There are rabbits, and there are humans to pat them. Have you ever asked a child why there’s no book called Pat the Human written by a rabbit? Where are the rabbit libraries, rabbit hospitals, and rabbit schools? Why haven’t rabbits learned to build better accommodations, better rabbit homes to protect them from predators rather than holes in the ground given the premise that their evolutionary development is supposedly longer than that of humans?

That’s right. All these deep questions are found in Pat the Bunny. You can imagine what it was like for my two sons to grow up with me.

In 1980, when Carl Sagan opened his book Cosmos with the line, “The Cosmos is all that is or ever was or ever will be,” ((Carl Sagan, Cosmos (New York: Random House, 1980), 3.)) we weren’t surprised. But I wonder how many parents knew that a children’s book, written in 1975, five years before Sagan’s hugely popular book and film series of the same name, said exactly the same thing. This book was a “Children’s Choice Book Club” selection of Scholastic Book Service. The book? Stan and Jan Berenstain’s The Bears’ Nature Guide: A Nature Walk Through Bear Country. Consider these humungous Saganesque naturalistic worldview presuppositions from a children’s book read to millions of young children and later reinforced in the government school classrooms:

Nature is every person, thing, and place here on Earth and out in space.”

“Nature’s the sun, the moon, the stars. It’s faraway planets like Venus and Mars.”

“It’s the mountains, the valleys, the shore, the sea.”

“Nature is you!”

“Nature is me!”

“It’s all that IS

or WAS

or EVER WILL BE!” ((Stan and Jan Berenstain, The Berenstain Bears in The Bears’s Nature Guide: A Nature Walk Through Bear Country (New York: Random House, 1975), [6–7].))

Carl Sagan, Richard Dawkins, Daniel C. Dennett, Sam Harris, and Christopher Hitchens couldn’t have said it any better. Here’s a statement from Richard Dawkins: “The universe we observe has precisely the properties we should expect if there is at the bottom, no design, no purpose, no evil and no good. Nothing but blind pitiless indifference. DNA neither knows nor cares. DNA just is, and we dance to its music.” ((Richard Dawkins, River Out of Eden: A Darwinian View of Life (New York: HarperCollins/BasicBooks, 1995), 133.))

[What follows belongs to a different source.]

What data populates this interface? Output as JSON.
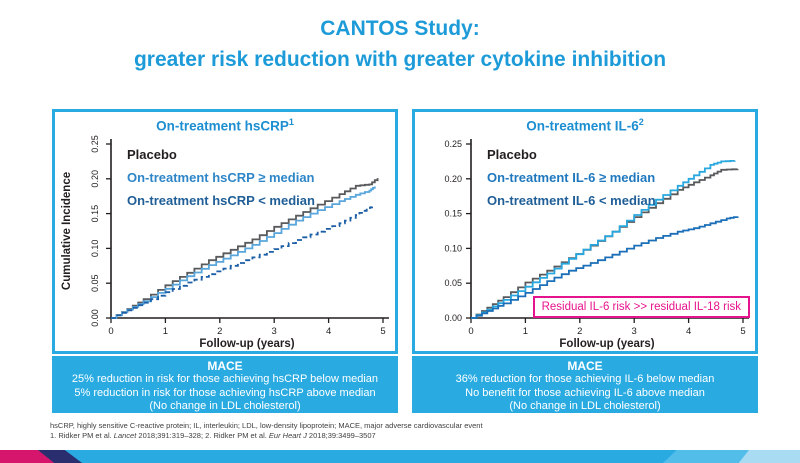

There’s a twist to this story. It seems that secular worldview of Stan and Jan Berenstain did not rub off on their son. Mike Berenstain, the son of the series original writers and illustrators, is the developer of a mini-series with a Christian theme published by evangelical publisher Zondervan.

Berenstain said he and his older brother were raised in a secular household. “My father was a secular Jew; my mother was raised a nominal Christian,” he told The Christian Post. “We weren’t raised religious.” Mike Berenstain, who was very much interested in science as a child, grew dissatisfied with his parents’ secular values. In college, he sought answers in philosophy. Finding that unfulfilling, He later accepted Christ and now writes from a Christian perspective.

The moral worldview found in the Berenstain Bears books was borrowed. Yes, you will find some good moral lessons, but if nature is all that is, or was, or ever will be, there is no accounting for these lessons. Read with caution, discernment, and engagement. Helping your children to think critically at an early age will go a long way to sharp their thinking skills when they will really need them.